What to Do—and What Not to Do—With Dead Leaves in the Fall

Put away the bags and follow these lawn maintenance tips from the pros.

dead leaf pile autumn
Photo: Maksym Ponomarenko / Getty Images

Every autumn, we look forward to enjoying the beautiful fall foliage, but the inevitable cleanup that follows once the leaves fall to the ground, not so much. Luckily, experts say that keeping dead leaves around could actually improve your lawn's health.

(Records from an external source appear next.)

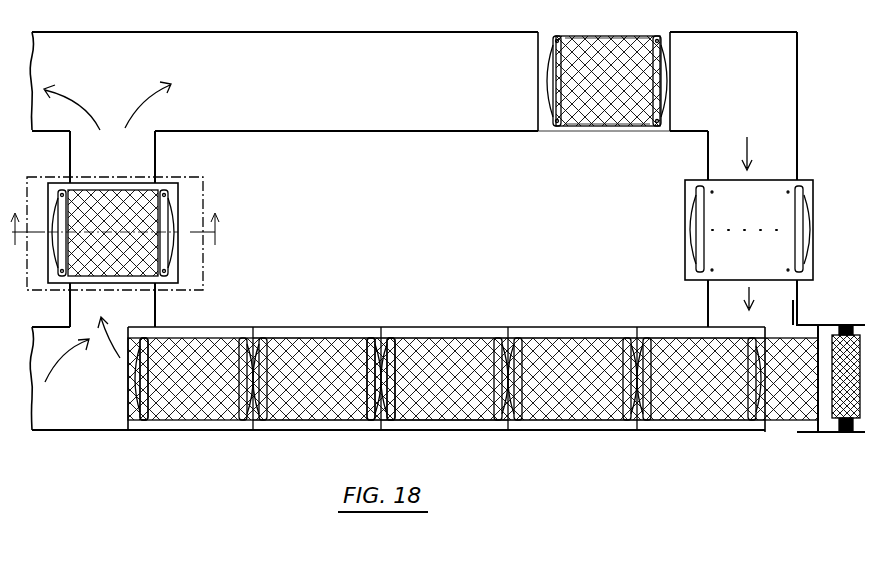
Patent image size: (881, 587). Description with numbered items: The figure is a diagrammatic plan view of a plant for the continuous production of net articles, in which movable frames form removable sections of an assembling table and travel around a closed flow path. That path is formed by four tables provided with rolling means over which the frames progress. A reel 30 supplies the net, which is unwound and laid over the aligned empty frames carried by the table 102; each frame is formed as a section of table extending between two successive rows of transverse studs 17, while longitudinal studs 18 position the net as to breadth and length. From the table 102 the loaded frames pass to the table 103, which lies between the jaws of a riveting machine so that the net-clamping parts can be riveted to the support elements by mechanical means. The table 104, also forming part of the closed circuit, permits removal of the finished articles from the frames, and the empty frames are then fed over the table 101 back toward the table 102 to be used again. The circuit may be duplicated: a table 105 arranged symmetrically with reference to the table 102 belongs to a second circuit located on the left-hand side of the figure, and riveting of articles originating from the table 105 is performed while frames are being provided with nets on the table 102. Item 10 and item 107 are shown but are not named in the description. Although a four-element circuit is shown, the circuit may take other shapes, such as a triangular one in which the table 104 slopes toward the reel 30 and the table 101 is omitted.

The housing 10 is at (57, 47).
The table 101 is at (782, 155).
The table 104 is at (322, 95).
The table 105 is at (78, 412).
The table 103 is at (135, 297).
The filter unit 107 is at (190, 207).
The studs 18 is at (322, 378).
The studs 17 is at (135, 425).
The table 102 is at (718, 425).
The reel 30 is at (855, 383).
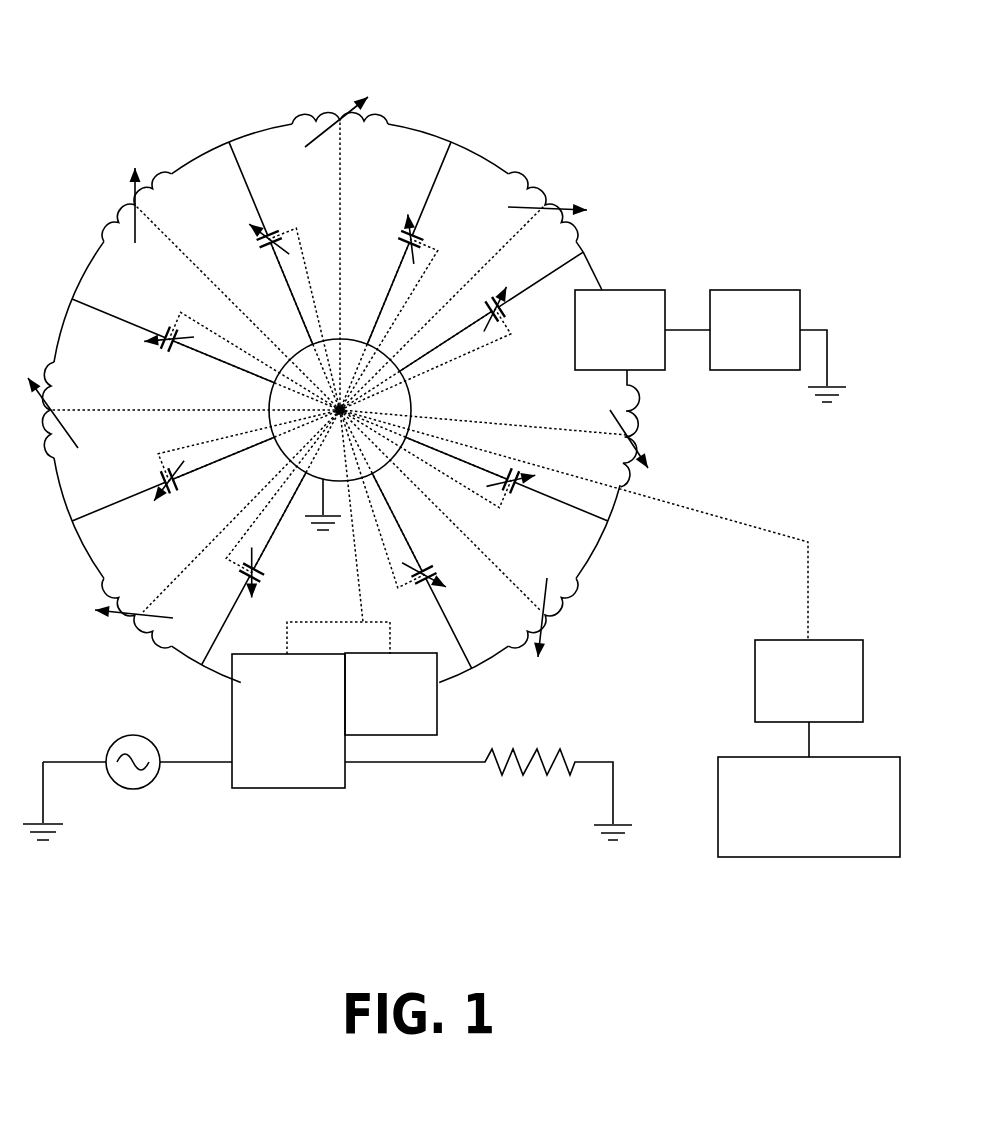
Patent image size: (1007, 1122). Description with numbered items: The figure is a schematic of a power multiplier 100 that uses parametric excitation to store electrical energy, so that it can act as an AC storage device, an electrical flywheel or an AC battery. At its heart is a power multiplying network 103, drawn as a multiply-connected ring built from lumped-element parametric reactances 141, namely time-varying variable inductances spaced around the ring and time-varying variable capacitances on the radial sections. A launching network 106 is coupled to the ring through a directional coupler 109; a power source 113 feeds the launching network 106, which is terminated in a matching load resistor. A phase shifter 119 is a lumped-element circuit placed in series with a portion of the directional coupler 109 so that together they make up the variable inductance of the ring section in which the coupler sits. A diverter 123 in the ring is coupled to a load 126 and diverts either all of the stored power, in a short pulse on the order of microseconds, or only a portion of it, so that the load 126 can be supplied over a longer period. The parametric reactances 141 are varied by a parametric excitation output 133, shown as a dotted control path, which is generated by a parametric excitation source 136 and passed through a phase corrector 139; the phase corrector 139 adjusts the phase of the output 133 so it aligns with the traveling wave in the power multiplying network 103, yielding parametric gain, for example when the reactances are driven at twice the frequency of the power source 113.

The power multiplier 100 is at (452, 433).
The power multiplying network 103 is at (220, 148).
The launching network 106 is at (194, 766).
The directional coupler 109 is at (272, 755).
The power source 113 is at (119, 736).
The phase shifter 119 is at (375, 726).
The diverter 123 is at (604, 350).
The load 126 is at (739, 350).
The parametric excitation output 133 is at (737, 518).
The parametric excitation source 136 is at (793, 840).
The phase corrector 139 is at (793, 715).
The parametric reactances 141 is at (277, 228).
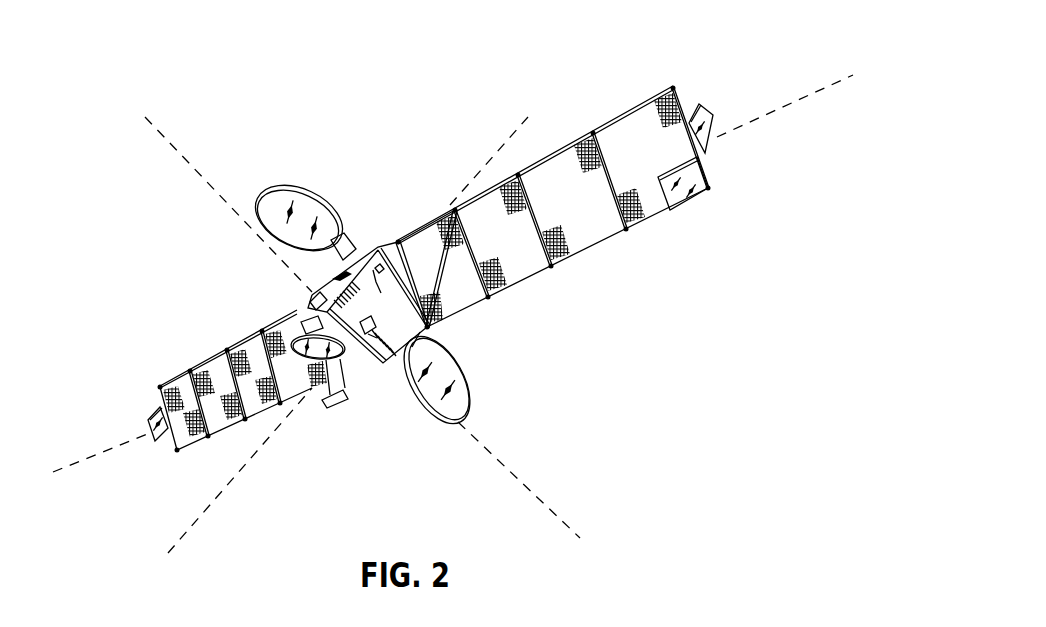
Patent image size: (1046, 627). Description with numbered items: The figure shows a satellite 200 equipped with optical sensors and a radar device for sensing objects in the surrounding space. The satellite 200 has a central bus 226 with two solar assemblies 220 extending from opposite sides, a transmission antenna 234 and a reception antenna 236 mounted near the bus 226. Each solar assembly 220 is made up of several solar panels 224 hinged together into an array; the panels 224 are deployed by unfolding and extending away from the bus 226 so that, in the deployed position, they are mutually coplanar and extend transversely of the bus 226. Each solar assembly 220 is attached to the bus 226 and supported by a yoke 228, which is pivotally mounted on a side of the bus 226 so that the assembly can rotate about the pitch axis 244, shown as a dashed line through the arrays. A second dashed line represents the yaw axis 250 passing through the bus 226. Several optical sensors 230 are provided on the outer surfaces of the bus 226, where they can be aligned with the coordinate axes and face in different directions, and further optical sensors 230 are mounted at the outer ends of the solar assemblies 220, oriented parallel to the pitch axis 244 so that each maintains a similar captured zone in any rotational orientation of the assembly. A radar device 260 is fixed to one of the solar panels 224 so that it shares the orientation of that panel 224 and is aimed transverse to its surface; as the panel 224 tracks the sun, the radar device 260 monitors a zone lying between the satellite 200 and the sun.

The satellite 200 is at (422, 206).
The solar assembly 220 is at (434, 263).
The solar panel 224 is at (522, 268).
The bus 226 is at (317, 285).
The yoke 228 is at (380, 246).
The optical sensor 230 is at (300, 320).
The transmission antenna 234 is at (281, 190).
The reception antenna 236 is at (468, 405).
The pitch axis 244 is at (773, 110).
The yaw axis 250 is at (205, 510).
The radar device 260 is at (698, 190).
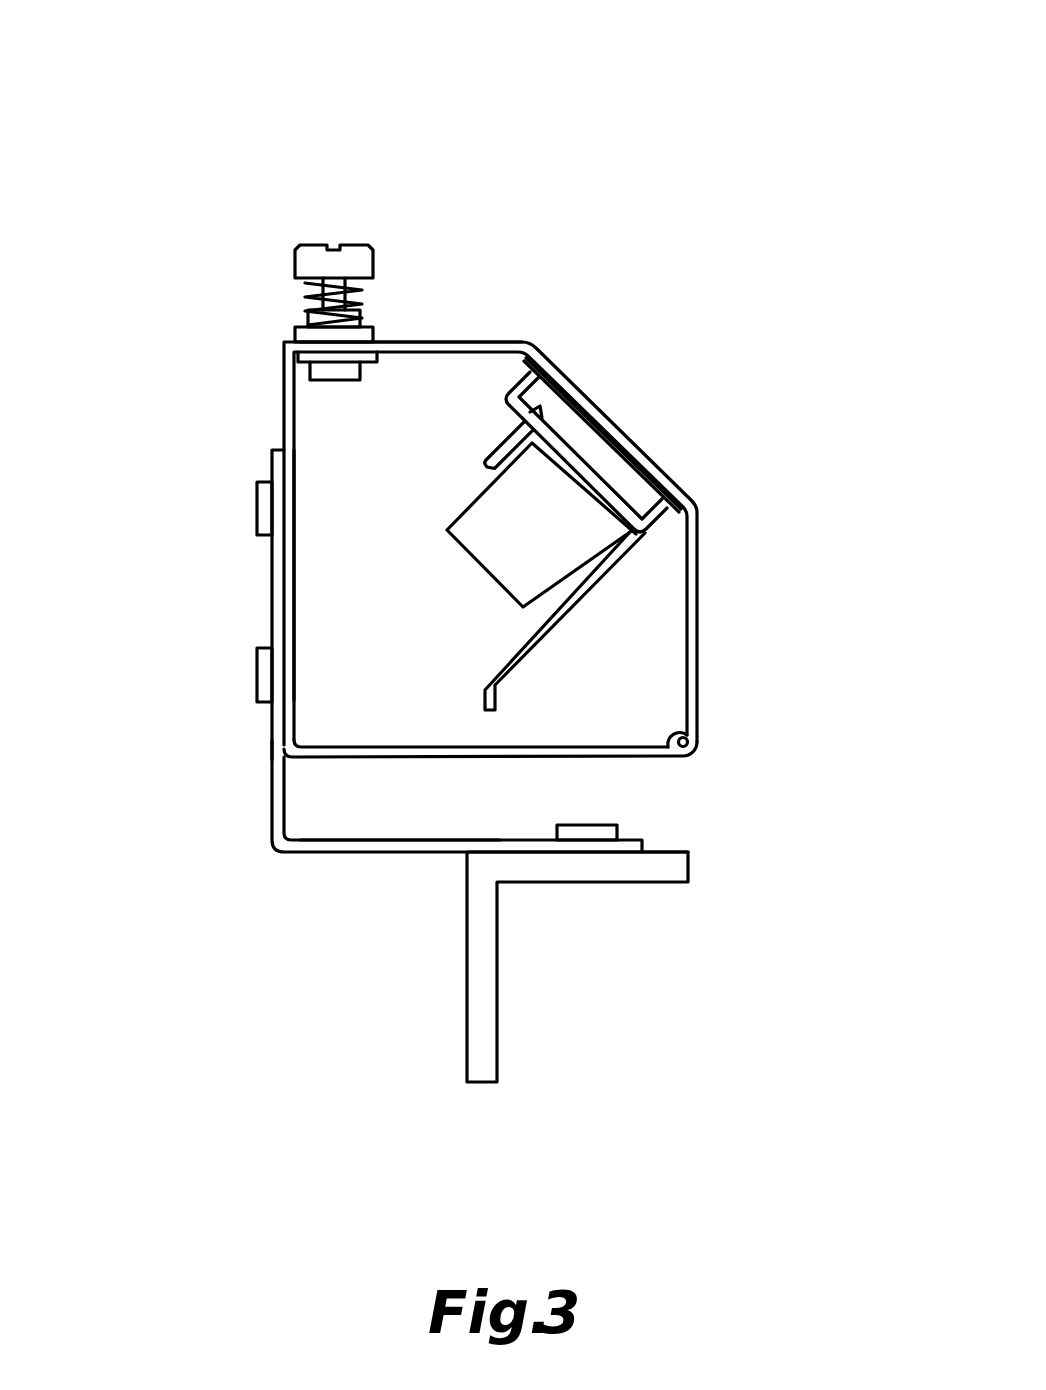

"While raking leaves is a common practice for aesthetic reasons, it's not always completely necessary, and has its own set of drawbacks," says horticulturist Daniel Cunningham. "While it's true, a deep layer of leaves left across a large lawn area all winter could contribute to reduced air flow and fungal problems, a gentle scattering of leaves is not likely to cause any turfgrass issues."

Here's how to manage dead leaves in the fall, according to the experts.

Don't: Bag Them

First point of advice? Avoid bagging up dead leaves during the fall. "Once the beneficial organic matter and nutrients contained in landscape debris is bagged and set on the curb, those elements can never be recovered," Cunningham says. Plus, this process inevitably sends the leaves to the landfill, which increases waste on the planet.

Do: Mow Over the Leaves

According to Cunningham, the best practice is to mow over fallen leaves every week during the fall—just be sure to leave the bag off of the mower. "This shreds them into finer particles that work their way down into the soil, adding critical organic material which improves soil health," he says. "Over time, these leaf particles are broken down into nutrients by beneficial microbes." In turn, this process will build heat resilience within your plants, as they will develop more robust root systems.

Do: Create Compost

"For those that are inundated with a flood of leaves all at once, they also make the perfect addition to the compost pile," Cunningham says. The best compost piles have an even distribution of green and brown matter. Green matter includes items like old food scraps, and the brown is made of dry leaves and branches. The fallen leaves in your yard have a balanced ratio between carbon and nitrogen, which can boost the health of the compost pile.

Do: Use as Mulch

Cunningham uses the dead leaves from a yard as mulch (the mulched leaves act as a fertilizer) to place around trees, shrubs, and perennial flowers. But mulching too many leaves at once can cause a too-heavy layer of thatch, says Matt Blashaw, a lawn care expert, TV host, and licensed contractor. To ensure just the right amount of mulched leaves, he uses his mulching lawnmower when there is just a light layer of dead leaves across the lawn. The mulched leaves turn into nutrient-rich organic matter, which helps the lawn get through the tough winter and rejuvenate faster come spring, he says.

Using mulch around your plants can also naturally support wildlife. "Many beneficial garden critters use leaf litter as habitat and shelter from extreme weather," says Cunningham. "If fact, many fireflies spend up to 95 percent of their life cycle underneath a layer of leaves. If you want to enjoy their bioluminescence as adults, it's really imperative to leave the leaves."